Lots of Other Methods

Learn how to look up lots of useful methods that we can use in our everyday Ruby code.

Names of methods reflect their behavior

If we look at the methods defined on strings, arrays, or hashes (run [].methods.sort or {}.methods.sort ), then we’ll find many method names that look like they’re doing exactly what their names describe.

For example, some of the things we can do with strings are:

  • "a string".capitalize returns "A string", with the first letter uppercase.

  • "a string".length returns 8, which is the length of the string.

  • "a string".start_with?("a") returns true because the string starts with an "a".

  • "a string".include?("s") returns true because the string contains the character "s".

Similarly, some examples for useful methods on arrays are:

  • [5, 1, 3].sort returns another array, with the elements sorted: [1, 3, 5].
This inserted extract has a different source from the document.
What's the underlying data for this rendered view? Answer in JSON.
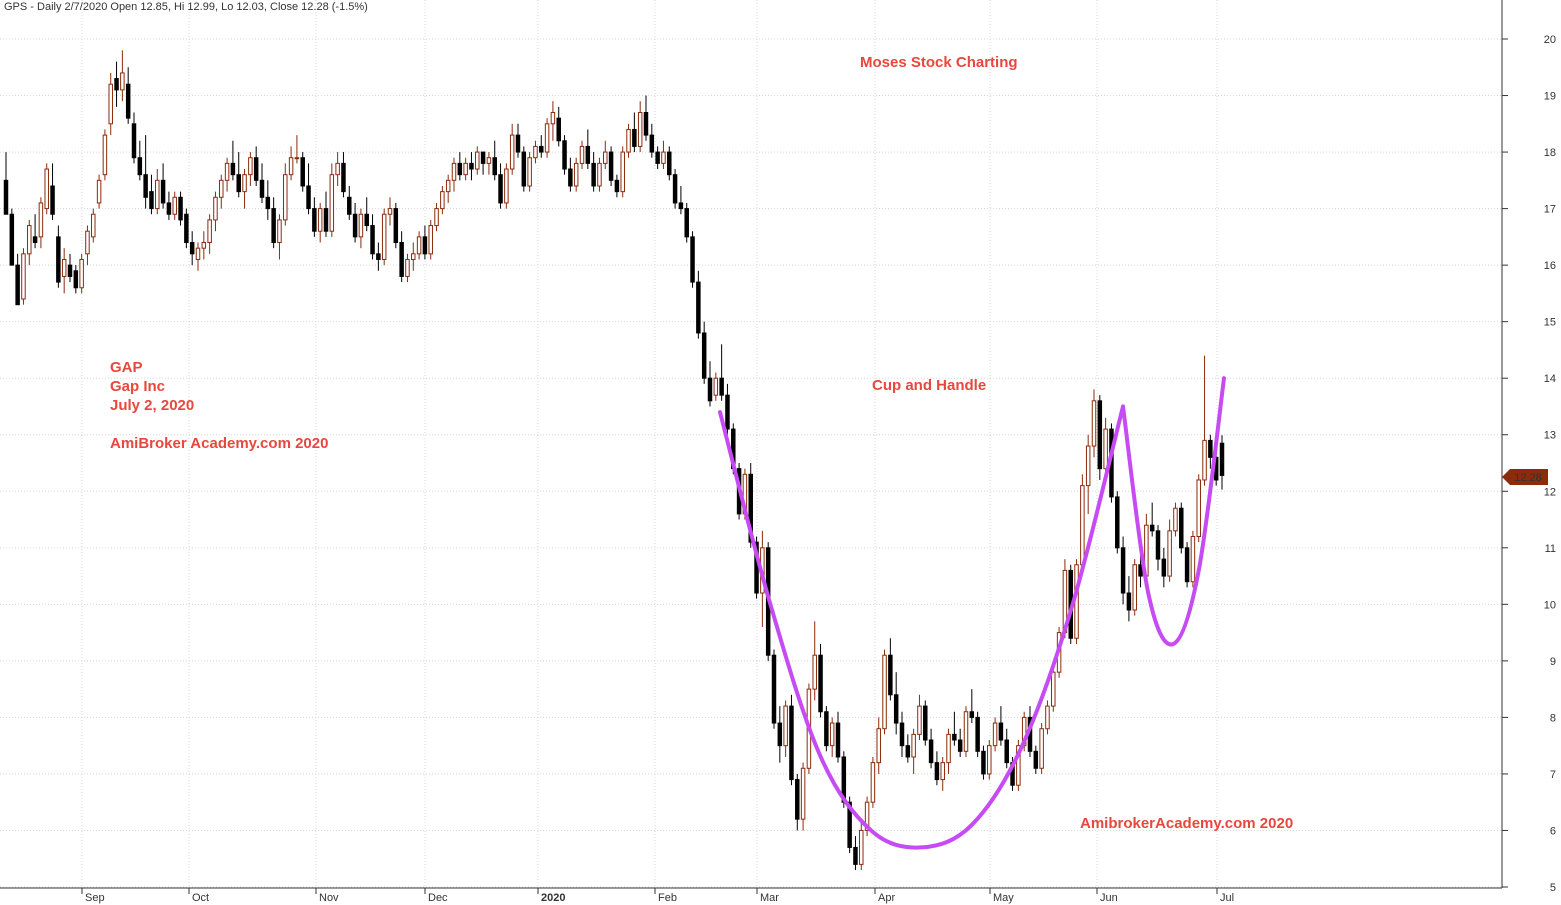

  • [5, 1, 3].size returns 3, the number of elements in the array.

  • [1, 1, 1, 2].uniq returns a new array with duplicate elements removed: [1, 2].

  • [1, 2, 3].join(", ") returns a string, "1, 2, 3".

  • [1, 2, 3].include?(2) returns true because the array contains the number 2.

How do we find all these methods?

The quickest way to find a specific method for an object is to search for “ruby array sort.” That will point you to the Ruby documentation. Another way is to read through all the methods for the class on the respective Ruby documentation page. We can also read through the method names returned by [1, 2, 3].methods.sort.